I remember how funny I found it when one of my students described me as an optimist. Um, say that again? Me? Not what most people who met me at the age of 15 would have thought for sure. Perhaps it has something to do with the dramatic side of my nature, the artist that would be if given the chance and the motivation and the right connections.
It's been pointed out on more than one occasion, unfortunately by more than one person, that I'm good at...well...making excuses. That's not a pretty way to define it. Personally, I'd just say I'm good at rationalization, or at explaining the hows and whys of my life. If you don't think I have much to show for the years that have passed and the dreams that I've nurtured, take a look at my scrapbooks and photo albums. So my bank account is a weak point, I've still managed to see a sizable chunk of the world and to have accumulated a decent backlog of stories worth telling. And there comes that handy explanation. Why am I not a published novelist? I've been too busy getting out there and living. Some people find that to be an excuse. Well, let them. I really wouldn't trade the choices I've made for the ideals of someone else.
As usual, I've managed to get pretty far off topic. The point of this post was to say that, while it's easy for me to get bogged down in the mundane, trapped in the sameness and my personal disillusionment, there are those little moments that wake me up and remind me that there are bright spots in the world. And today I managed to have a bright sort of experience.
Moscow hasn't exactly figured out that it's Spring just yet. Sure, there are moments of shy surrender to the sun, but they're far too short lived for my taste. Having long been negatively effected by inclement weather, this lack of warmth and beauty has been wearing on me to say the least.
Today Mark and I decided we needed to get the hoo ha out of here and see something new. It's been a trend this week actually. We've taken a number of trips around the area and discovered some quaint country villages on the meandering roads of the Palouse. This time our drifting took us in the direction of Colfax. On the way there we saw a sign for a park and decided to see where the road would take us. We wandered around on dirt roads for a bit and finally arrived at Klemgard Park. It wasn't anything hugely spectacular, but there was a nice picnic type area and we found a little trail that wove it's way through the little forest clump. The Palouse is generally known for it's barren farmed hillsides, so every time there's something like a forest they seem to turn it into a park.

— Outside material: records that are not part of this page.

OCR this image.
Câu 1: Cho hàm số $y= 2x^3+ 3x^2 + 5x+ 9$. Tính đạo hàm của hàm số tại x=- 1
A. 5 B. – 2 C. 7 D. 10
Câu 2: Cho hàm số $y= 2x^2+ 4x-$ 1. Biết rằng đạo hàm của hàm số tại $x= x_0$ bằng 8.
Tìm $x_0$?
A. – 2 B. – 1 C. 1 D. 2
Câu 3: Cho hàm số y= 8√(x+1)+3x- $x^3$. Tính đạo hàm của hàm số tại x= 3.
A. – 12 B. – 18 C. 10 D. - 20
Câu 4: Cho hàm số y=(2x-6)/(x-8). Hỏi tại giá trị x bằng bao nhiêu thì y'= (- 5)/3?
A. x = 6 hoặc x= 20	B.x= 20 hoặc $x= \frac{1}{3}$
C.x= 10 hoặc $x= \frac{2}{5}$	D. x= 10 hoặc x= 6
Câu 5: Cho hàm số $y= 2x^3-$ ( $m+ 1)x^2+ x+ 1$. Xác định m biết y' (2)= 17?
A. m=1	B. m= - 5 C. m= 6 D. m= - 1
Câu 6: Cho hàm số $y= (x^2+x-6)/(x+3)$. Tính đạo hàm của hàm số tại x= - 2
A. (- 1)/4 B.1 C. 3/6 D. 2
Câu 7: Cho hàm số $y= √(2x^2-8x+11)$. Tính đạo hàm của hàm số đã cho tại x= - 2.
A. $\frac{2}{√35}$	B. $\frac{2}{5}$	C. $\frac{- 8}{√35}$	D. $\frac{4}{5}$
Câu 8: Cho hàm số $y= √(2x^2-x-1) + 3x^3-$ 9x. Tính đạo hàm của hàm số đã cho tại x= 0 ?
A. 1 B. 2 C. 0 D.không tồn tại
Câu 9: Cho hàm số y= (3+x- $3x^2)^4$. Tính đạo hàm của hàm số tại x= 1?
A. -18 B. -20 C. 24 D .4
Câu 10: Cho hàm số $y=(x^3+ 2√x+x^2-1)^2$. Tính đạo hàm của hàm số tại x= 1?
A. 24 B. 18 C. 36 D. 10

We watched chipmunks cavorting through the underbrush, listened to birds twittering about spring, followed butterfly trails across our path, and enjoyed little waterfalls as we followed the needle covered trail. It was a nice bit of exercise, and a good fresh air experience. The real miracle was that the sky was suddenly blue, the temperature soared to around fifty, and it truly felt good to be alive.
After completing the park circuit we continued along the dirt road that eventually led us to Colfax. On the way we did some long overdue Czech practice. I've let my studies down, which is definitely a weakness of mine. (Again, I have a long list of very practical reasons why my Czech skills are lacking. And none of them are lies either, but they still don't make up for the fact that learning Czech is something I need to figure out how to do.) I named different things I could see, and tried to answer Mark's questions.
We ended in Colfax where we were on a hunt for zmrzlina (aka ice cream). We didn't find any sort of fancy parlour, but instead checked out a local Rosauers grocery store. Much to our delight we discovered that, not only did they have Magnum bars on sale, they also had a solitary box of Pilsner Urquell! It was like a little gift from European soil right there in a small old fashioned Washington farm town. Who knew?
So the small things in life remember that there is always a reason to find joy in this world. Last week we watched "The Pianist" and were reminded of just how cruel mankind can be, and just how beautiful a loaf of bread with berry jam is.
I know I need to stop making excuses. I know that, even living in Moscow, ID, even working in retail, even having what appears to be a small life at the moment, is a blessing. And you just never know when you'll walk into a store in the middle of nowhere and find just what you've been looking for.